To be clear, due to Illinois’s Home Rule requirements and statutory language in the Illinois Act, the local ordinances supersede the larger jurisdictions’ enactments. Thus, even though Chicago is within Cook County, which is within the state of Illinois, it is the Chicago Ordinance that applies to covered employees who work inside city limits. Employees who work in Cook County but outside of the City of Chicago are subject to Cook County’s ordinance (which is substantially similar to the Illinois Act). Consequently, companies with employees in each of these jurisdictions need to be familiar with the obligations under each law and must keep track of employees who may only “dip into” Chicago. As a helpful tool, the BACP has prepared a cross-jurisdictional comparison chart, providing a general overview of all three laws.
Note that, of these three paid-leave laws, the Chicago Ordinance’s requirements are the most onerous. Employers who must comply with all three laws will have the choice of adopting a uniform paid leave policy for their Illinois employees, which complies with the Chicago Ordinance, or adopting a “local practices” policy applicable to only their Chicago employees.
What Employers Should Do Now
With only a few weeks to go before the Ordinance goes into effect, employers of Chicago employees must be ready to take these new obligations head-on.

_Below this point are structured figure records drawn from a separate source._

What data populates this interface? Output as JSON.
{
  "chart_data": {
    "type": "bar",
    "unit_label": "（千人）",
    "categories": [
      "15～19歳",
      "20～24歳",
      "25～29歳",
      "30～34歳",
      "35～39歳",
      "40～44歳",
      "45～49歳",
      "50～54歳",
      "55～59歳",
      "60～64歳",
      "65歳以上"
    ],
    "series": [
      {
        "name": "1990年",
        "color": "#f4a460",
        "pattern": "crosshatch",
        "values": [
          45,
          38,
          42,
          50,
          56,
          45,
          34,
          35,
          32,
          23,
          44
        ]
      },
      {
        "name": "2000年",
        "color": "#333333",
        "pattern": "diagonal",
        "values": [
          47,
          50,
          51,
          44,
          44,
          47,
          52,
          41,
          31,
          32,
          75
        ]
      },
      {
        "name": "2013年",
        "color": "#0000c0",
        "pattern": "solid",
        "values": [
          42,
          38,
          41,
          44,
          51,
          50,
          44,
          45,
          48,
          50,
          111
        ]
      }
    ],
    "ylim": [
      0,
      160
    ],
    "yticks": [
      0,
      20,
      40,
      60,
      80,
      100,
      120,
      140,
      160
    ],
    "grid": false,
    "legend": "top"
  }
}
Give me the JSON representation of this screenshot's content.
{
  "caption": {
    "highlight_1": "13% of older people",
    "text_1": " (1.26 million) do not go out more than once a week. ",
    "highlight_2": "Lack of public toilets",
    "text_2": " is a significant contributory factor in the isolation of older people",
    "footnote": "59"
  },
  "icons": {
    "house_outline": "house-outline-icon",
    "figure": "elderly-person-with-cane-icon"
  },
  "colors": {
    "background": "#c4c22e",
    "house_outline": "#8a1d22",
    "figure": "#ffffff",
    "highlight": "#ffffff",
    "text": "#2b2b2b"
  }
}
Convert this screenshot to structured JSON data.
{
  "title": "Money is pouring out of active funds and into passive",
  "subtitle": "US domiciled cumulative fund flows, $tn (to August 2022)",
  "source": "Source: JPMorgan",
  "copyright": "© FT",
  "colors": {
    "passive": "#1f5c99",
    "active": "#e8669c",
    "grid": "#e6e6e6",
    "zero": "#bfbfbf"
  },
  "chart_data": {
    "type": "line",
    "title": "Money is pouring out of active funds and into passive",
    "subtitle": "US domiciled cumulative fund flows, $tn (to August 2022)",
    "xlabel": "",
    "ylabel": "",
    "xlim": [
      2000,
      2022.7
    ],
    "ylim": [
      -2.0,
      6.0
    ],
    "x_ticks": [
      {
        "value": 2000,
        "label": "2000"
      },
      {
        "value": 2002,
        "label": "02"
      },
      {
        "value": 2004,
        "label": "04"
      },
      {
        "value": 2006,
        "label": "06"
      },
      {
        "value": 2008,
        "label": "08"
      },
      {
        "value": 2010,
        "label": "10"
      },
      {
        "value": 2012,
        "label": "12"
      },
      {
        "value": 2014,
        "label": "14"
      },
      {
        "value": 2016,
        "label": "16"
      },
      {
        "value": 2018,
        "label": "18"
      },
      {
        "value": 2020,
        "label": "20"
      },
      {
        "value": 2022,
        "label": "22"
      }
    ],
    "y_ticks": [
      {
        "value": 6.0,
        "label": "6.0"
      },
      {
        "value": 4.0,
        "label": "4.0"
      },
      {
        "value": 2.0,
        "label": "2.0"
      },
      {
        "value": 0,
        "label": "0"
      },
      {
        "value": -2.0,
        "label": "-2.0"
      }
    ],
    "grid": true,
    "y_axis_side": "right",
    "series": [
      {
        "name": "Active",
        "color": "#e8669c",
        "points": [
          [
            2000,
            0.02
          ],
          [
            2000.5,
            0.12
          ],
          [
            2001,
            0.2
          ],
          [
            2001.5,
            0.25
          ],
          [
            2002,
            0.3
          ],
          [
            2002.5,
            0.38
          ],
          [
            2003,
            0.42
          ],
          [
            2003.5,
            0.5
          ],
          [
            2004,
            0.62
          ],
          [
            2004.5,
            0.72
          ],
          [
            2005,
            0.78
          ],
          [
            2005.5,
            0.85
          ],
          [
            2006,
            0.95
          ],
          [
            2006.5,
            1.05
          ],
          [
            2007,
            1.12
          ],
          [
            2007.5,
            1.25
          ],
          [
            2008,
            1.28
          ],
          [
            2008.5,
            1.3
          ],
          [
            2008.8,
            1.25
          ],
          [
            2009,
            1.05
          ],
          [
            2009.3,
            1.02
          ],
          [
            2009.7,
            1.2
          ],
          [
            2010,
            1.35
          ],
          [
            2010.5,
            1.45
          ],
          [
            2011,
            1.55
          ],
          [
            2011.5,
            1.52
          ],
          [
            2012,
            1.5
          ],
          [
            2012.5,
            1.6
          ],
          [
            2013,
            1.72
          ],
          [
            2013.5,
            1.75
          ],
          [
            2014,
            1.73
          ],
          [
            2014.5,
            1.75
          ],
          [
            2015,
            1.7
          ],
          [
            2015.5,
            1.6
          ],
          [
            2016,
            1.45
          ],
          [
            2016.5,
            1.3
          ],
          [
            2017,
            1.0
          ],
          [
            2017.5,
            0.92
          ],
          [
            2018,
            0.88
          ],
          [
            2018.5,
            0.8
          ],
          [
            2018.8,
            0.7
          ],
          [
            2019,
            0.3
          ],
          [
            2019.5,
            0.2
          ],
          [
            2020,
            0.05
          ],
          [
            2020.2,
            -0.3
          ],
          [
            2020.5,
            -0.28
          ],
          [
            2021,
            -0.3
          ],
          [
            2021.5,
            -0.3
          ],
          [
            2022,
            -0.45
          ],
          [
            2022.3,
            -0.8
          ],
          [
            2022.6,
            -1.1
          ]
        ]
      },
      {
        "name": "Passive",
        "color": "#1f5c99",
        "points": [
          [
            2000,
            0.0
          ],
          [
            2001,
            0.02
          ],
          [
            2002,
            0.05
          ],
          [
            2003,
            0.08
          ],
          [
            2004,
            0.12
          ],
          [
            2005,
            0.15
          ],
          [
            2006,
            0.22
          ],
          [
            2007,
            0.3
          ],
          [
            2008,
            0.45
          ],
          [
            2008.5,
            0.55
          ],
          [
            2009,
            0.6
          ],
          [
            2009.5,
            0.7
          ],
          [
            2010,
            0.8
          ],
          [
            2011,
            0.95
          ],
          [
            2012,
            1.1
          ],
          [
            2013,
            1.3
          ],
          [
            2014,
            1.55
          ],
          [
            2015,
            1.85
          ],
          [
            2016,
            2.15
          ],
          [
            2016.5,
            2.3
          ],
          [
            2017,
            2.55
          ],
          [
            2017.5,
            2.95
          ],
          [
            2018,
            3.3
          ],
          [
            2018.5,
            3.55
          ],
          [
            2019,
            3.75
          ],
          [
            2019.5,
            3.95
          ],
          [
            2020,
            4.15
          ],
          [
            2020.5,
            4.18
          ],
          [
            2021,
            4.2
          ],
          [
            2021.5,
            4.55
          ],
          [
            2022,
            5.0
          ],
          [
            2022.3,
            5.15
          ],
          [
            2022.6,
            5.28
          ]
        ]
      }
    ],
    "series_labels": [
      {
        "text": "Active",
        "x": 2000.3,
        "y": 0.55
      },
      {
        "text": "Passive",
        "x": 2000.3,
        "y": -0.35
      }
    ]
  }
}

To help make sure employers are prepared, BACP made this employer checklist. If not already done, employers need to do the following:
- Determine, based on each employee’s work location, which (if any) of the Illinois, Cook County, and City of Chicago laws apply while keeping in mind that only one jurisdiction’s law applies to each employee
- Decide what policy to adopt regarding PTO and accrual (i.e., normal accrual, front-load, unlimited PTO)
- Ensure payroll systems and payroll administrators can track and document accrual and usage information accurately
- Confirm notice and posting requirements are prepared to be met on July 1, 2024
- Consider any production or scheduling changes that may come about as employees begin to take advantage of Paid Leave and Paid Sick Leave
As a final note, employers should stay abreast of any changes or litigation involving the Ordinance, as certain industries have already filed suit to be shielded from the new obligations.